Did you know bolt12 only lets you have a static qr code if you reuse the same pubkey again and again? This is bad for your privacy and allows companies like Chainalysis to offer a transaction monitoring tool for lightning. Bolt12 considered harmful.
Discussion
wen bolt13
Didn't know. That's a show stopper right there.
Nuance all you want, the same applies: you should make a new payment string for every service
wallets like phoenix encourage bolt12 reuse across different services (by only letting you have one bolt12) and this is bad for privacy
Well… don’t do that.
Tell Phoenix, “Hey! Don’t do that!”
Even your response seems like you understand that nuance matters in this topic
nuance does matter
This is relevant information for privacy folks and cypherpunks.
#Monero #Lihtning
What is the contrast here? Static QR codes for invoices can't be done at all with BOLT11. And how is this related to privacy? Blinded paths is often the feature associated with increased (receiver) privacy - and those can be done with BOLT11 as well.
> What is the contrast here?
I don't think I'm making a contrast. I originally said that bolt12 is bad for privacy if you reuse it, because it involves reusing a pubkey over and over again. After a correction from Matt, I slightly revise my point: it's still true that bolt12 is bad for privacy if you reuse it, but that's not because it involves reusing a pubkey over and over (though it does), it's because you're reusing *anything.* For good privacy, never reuse any data across two different services.

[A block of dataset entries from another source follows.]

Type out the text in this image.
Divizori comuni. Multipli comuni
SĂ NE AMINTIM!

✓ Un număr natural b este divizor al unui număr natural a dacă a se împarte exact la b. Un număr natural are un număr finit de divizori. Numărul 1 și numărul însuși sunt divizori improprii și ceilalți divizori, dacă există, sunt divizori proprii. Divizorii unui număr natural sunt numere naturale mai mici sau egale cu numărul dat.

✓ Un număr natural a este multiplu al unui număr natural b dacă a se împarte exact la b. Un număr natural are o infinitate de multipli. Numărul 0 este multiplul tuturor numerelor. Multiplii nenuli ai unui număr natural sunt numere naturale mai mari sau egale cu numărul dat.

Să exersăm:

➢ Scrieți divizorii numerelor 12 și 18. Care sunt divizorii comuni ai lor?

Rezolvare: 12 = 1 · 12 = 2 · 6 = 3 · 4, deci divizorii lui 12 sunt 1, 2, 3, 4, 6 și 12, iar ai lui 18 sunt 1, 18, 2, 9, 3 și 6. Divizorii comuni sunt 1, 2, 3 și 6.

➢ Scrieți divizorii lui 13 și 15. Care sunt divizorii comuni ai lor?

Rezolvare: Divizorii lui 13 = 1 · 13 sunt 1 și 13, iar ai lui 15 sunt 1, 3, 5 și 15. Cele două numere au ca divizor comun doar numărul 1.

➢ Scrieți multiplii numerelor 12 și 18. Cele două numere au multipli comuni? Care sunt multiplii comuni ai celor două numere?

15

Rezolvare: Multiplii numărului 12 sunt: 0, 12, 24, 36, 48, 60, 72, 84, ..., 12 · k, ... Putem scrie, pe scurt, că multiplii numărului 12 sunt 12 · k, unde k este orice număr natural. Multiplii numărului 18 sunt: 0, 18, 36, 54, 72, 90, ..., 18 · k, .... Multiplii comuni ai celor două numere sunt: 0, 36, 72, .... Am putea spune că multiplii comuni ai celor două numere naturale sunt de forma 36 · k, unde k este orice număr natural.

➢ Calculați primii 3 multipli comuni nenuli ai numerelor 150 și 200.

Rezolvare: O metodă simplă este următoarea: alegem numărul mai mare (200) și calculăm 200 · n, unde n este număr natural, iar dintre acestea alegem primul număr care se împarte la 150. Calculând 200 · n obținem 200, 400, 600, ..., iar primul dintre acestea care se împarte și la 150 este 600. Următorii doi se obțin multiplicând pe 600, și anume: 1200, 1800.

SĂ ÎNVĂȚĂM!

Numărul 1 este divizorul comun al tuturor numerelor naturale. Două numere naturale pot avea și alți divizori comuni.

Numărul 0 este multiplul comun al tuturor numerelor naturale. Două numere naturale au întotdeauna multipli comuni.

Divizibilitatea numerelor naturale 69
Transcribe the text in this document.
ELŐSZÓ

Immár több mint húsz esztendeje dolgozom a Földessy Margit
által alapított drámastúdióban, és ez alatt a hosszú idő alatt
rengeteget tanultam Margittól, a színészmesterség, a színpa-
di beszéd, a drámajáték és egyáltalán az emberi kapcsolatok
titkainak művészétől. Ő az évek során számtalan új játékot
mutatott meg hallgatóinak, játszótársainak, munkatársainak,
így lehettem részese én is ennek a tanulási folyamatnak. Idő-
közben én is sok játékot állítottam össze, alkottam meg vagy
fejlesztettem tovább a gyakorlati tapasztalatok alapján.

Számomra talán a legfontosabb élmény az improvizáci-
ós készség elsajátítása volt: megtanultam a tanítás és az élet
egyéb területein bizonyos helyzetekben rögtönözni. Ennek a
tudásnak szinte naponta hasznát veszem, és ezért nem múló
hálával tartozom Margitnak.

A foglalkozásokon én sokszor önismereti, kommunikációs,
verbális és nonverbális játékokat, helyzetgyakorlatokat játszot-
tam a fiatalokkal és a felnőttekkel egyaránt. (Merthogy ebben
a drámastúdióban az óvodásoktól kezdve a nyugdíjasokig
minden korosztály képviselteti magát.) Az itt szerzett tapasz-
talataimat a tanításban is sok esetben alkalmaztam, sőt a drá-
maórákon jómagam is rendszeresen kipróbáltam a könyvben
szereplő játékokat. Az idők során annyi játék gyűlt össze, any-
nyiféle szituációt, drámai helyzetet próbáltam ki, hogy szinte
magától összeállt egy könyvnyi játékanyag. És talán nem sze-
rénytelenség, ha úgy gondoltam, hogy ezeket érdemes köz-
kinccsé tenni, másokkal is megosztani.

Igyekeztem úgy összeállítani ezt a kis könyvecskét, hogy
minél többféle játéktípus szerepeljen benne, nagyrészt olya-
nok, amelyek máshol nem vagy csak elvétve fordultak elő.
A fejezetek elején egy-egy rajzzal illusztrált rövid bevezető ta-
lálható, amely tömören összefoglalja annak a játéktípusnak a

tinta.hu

Where can i find out about this? Just skimmed through bolt12 and couldn't find anything pointing me in the direction of understanding it.
bolt12 specifies, for Offers, a TLV of type: 22, value: 32 byte offer_issuer_id (i.e. a pubkey)
https://github.com/lightning/bolts/blob/master/12-offer-encoding.md
This is very much a misread of the spec. nostr:note1ehvw9rucz7jclm6r2pfn93wacuerqrl8l6e7yy7968upws5tr27qpryfwp
I appreciate the correction you offer in the post I reply to below, and I think this is a good recommendation: for good privacy, don't reuse a bolt12 or any other payment string across multiple services. Instead, make a new payment string for each service you use.
Good thing I just made a CLN LNURL server that fetches Bolt11 invoices then...
You’re misreading the spec. Maybe ask someone who knows how things are implemented before running to nostr to post next time?
I appreciate the correction you offer in the post I reply to below, and I think this is a good recommendation: for good privacy, don't reuse a bolt12 or any other payment string across multiple services. Instead, make a new payment string for each service you use.
I also cross-posted your correction on twitter so that it gets more visibility:
What is the point of bolt12 then?
Does it just hide your actual pubkey? I don't get it
Now that you mention it I think I remember you mentioning something about this on Vlads podcast recently
The point is that this is FUD and not true.
I appreciate the correction you offer in the post I reply to below, and I think this is a good recommendation: for good privacy, don't reuse a bolt12 or any other payment string across multiple services. Instead, make a new payment string for each service you use.
Reusing BOLT12 offer per inflow = Good
Reusing BOLT12 offer for multiple inflows = Bad
Just create an offer PER each usecase.
yes, but phoenix wallet makes that hard. To make a new bolt12 in phoenix wallet, you must create a new wallet and pay for more inbound capacity. This disincentive encourages payment string reuse and is bad.
Yes, using embedded node wallets that use backends that aren't yours ARE hard to control. I use my own CLN node to create any offers I want. Maybe direct this criticism to Phoenix and not the BOLT12 spec.
Amen
Agreed, the problem is Phoenix's implementation, not the bolt12 spec
I was also under the impression that phoenix's implementation was "the way it worked". Thanks for clarifying this!